Monday, September 17, 2007

What Do Women Want? Less Pink, More Tech

Bring on the tech gear, but don't make it girly: That's what women want, according to a survey released today.

Just 9 percent of the fair sex want products that "look feminine," like a pink Playstation or Hello Kitty keyboards. The remaining 91 percent seek something sleek and sophisticated, more boardroom than teenage bedroom. The data comes from a study, done by the advertising firm Saatchi & Saatchi, of 750 British women age 24 to 45.

The agency says its study indicates it's time for tech companies to go beyond the pink ghetto.

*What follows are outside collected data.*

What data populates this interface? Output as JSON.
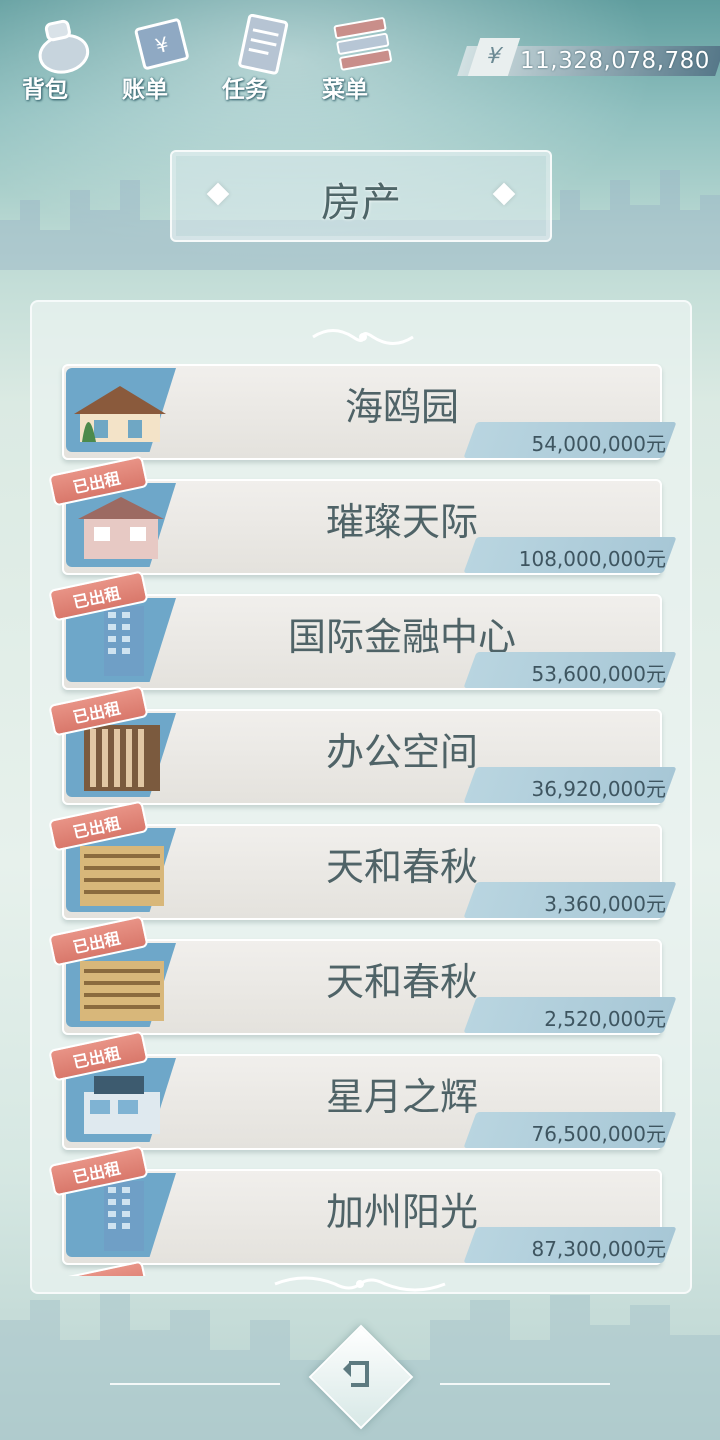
{
  "nav": {
    "items": [
      {
        "label": "背包",
        "icon": "bag-icon"
      },
      {
        "label": "账单",
        "icon": "bill-icon"
      },
      {
        "label": "任务",
        "icon": "task-icon"
      },
      {
        "label": "菜单",
        "icon": "menu-icon"
      }
    ]
  },
  "wallet": {
    "currency_symbol": "¥",
    "amount": "11,328,078,780"
  },
  "page": {
    "title": "房产"
  },
  "properties": [
    {
      "name": "海鸥园",
      "price": "54,000,000元",
      "badge": "",
      "image": "villa-icon"
    },
    {
      "name": "璀璨天际",
      "price": "108,000,000元",
      "badge": "已出租",
      "image": "house-icon"
    },
    {
      "name": "国际金融中心",
      "price": "53,600,000元",
      "badge": "已出租",
      "image": "tower-icon"
    },
    {
      "name": "办公空间",
      "price": "36,920,000元",
      "badge": "已出租",
      "image": "office-building-icon"
    },
    {
      "name": "天和春秋",
      "price": "3,360,000元",
      "badge": "已出租",
      "image": "apartment-icon"
    },
    {
      "name": "天和春秋",
      "price": "2,520,000元",
      "badge": "已出租",
      "image": "apartment-icon"
    },
    {
      "name": "星月之辉",
      "price": "76,500,000元",
      "badge": "已出租",
      "image": "modern-villa-icon"
    },
    {
      "name": "加州阳光",
      "price": "87,300,000元",
      "badge": "已出租",
      "image": "tower-icon"
    },
    {
      "name": "",
      "price": "",
      "badge": "已出租",
      "image": "apartment-icon"
    }
  ],
  "colors": {
    "badge": "#d9786b",
    "price_tag": "#a7c7d6",
    "thumb_frame": "#6ea7c9",
    "text": "#4f6367"
  }
}
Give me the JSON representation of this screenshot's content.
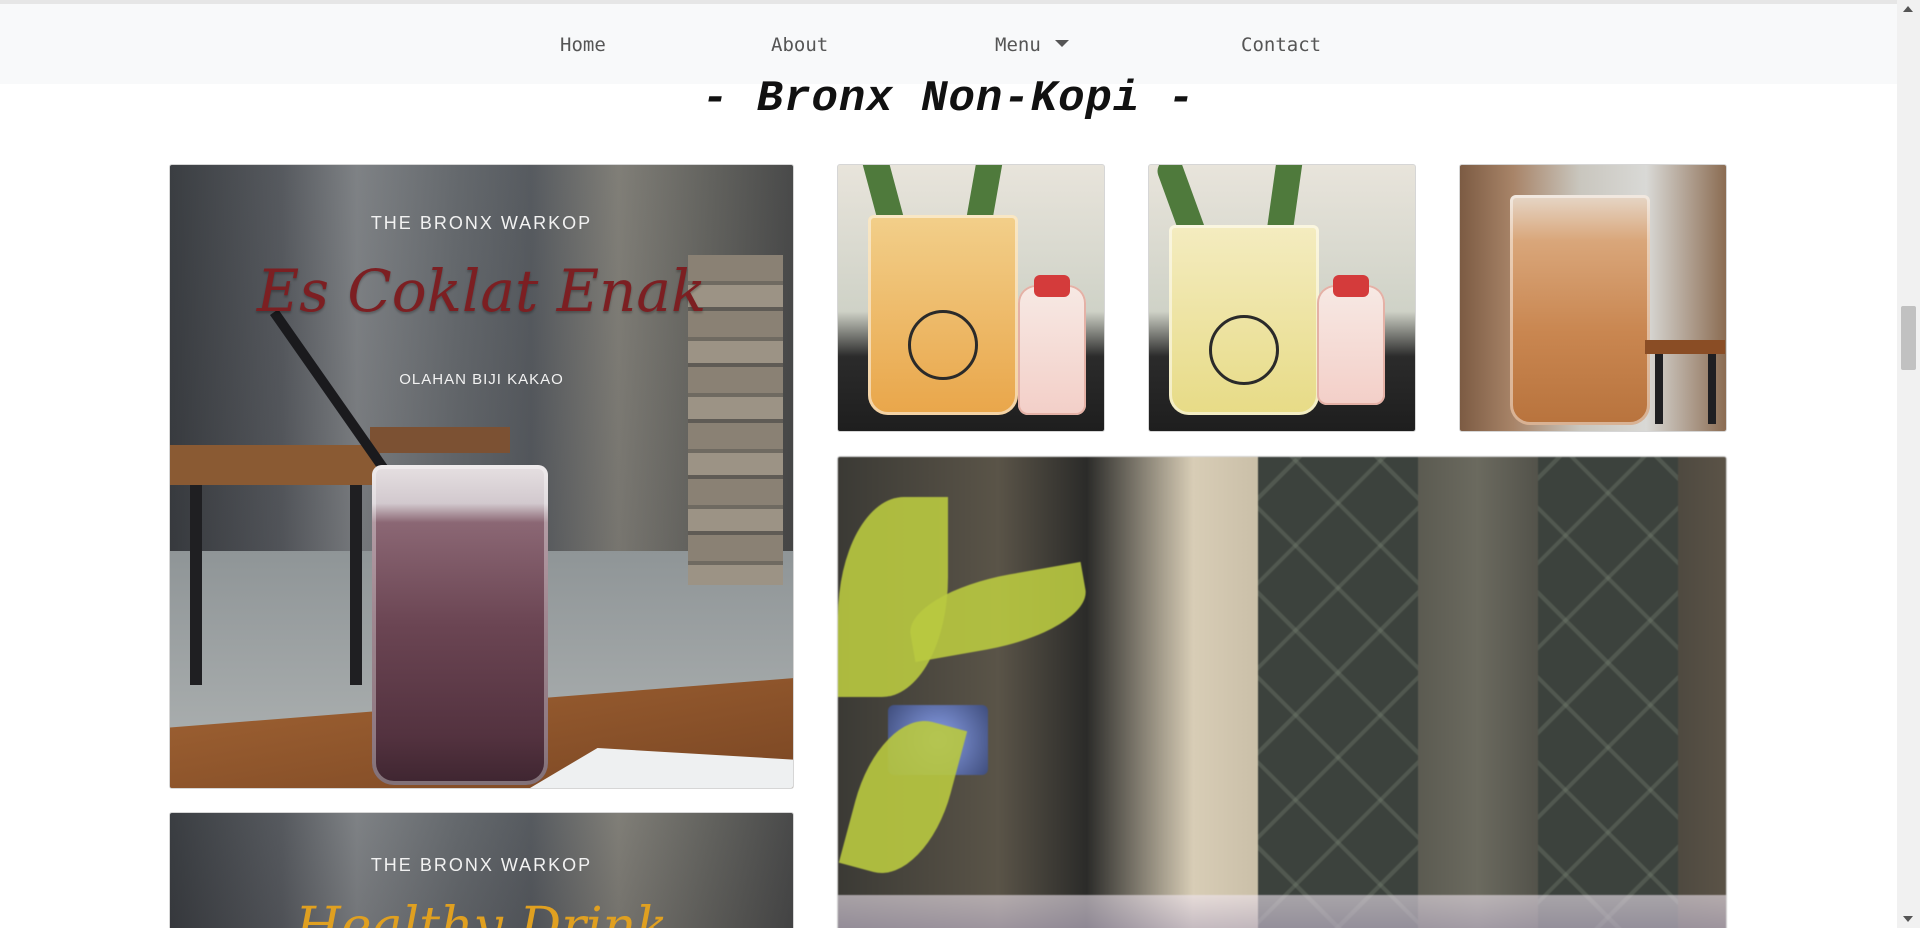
{
  "nav": {
    "items": [
      {
        "label": "Home"
      },
      {
        "label": "About"
      },
      {
        "label": "Menu",
        "has_dropdown": true
      },
      {
        "label": "Contact"
      }
    ]
  },
  "section": {
    "title": "- Bronx Non-Kopi -"
  },
  "cards": {
    "featured": {
      "brand": "THE BRONX WARKOP",
      "title": "Es Coklat Enak",
      "subtitle": "OLAHAN BIJI KAKAO"
    },
    "featured2": {
      "brand": "THE BRONX WARKOP",
      "title": "Healthy Drink"
    }
  },
  "colors": {
    "navbar_bg": "#f8f9fa",
    "title_script": "#7c1f22",
    "title_yellow": "#e0a020"
  },
  "icons": {
    "menu_dropdown": "caret-down-icon",
    "scroll_up": "scroll-up-arrow-icon",
    "scroll_down": "scroll-down-arrow-icon"
  }
}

"There are clearly some smart, forward-thinking marketers in the industry, but for some reason, when it comes to targeting women, things haven't moved on," said Belinda Parmar, planning director at Saatchi. "Most women feel cheated when they walk into stores or see ads with baby-pink, diamante-encrusted products."

But that doesn't discourage "lady geeks," as the study dubbed them, from getting the gear. These "empowered" women, 37 percent of the total, owned an average of six devices, including a digital camera, desktop or laptop, multimedia mobile phone, MP3 player, digital TV and handheld game console. Overall, U.K. women own only slightly fewer tech items (11 percent) than men.

"What's fascinating to me about this research is the index of just how much technology women own," said Dr. Genevieve Bell, resident anthropologist at Intel. "Yet we still have these ideas about women and technology that are clearly out of step with the realities of the marketplace."

Bell, for whom women are arguably the "original early adopters" thanks to domestic tech, said these results echo data she and researchers in Intel's digital-home team collected, which showed that women adopt technologies -- such as Wi-Fi -- at a faster clip than men.

That doesn't mean, however, that today's consumer electronics stores are tech-friendly to chicks: More than half the women in the study reported leaving a tech store without buying because they couldn't find what they wanted.

Software engineer and London's Geek Girl Dinner founder Sarah Blow knows a few women like the ones in Saatchi's "daunted" category -- the 28 percent of the total who feel intimidated by technology.

"The main ways that I've helped women become more tech-savvy is to explain the technologies in simple and easy-to-understand terms," Blow said. "It's about understanding what the user needs and how they intend to use the product, not what a product is capable of doing."

More often than not, tech stores assume females are uninformed and oblivious to technology, Blow says. The result? Women buy less tech. The survey says "daunted" women spend 35 percent less than their tech-savvy counterparts, resulting in a 600-million pound (or $1.2-billion) spending gap yearly. Jupiter analysts who worked on the study consider that figure conservative.

The study's authors, as well as other researchers, agree on the key to upgrading women tech users from cowed to confident: Simplify, simplify, simplify. "Demands on women's time tend to be greater," said Sydney-born Bell. "If you wanted to design technology that would appeal to women, it needs to work flawlessly the first time out of the box and every time thereafter. They don't have time to faff around."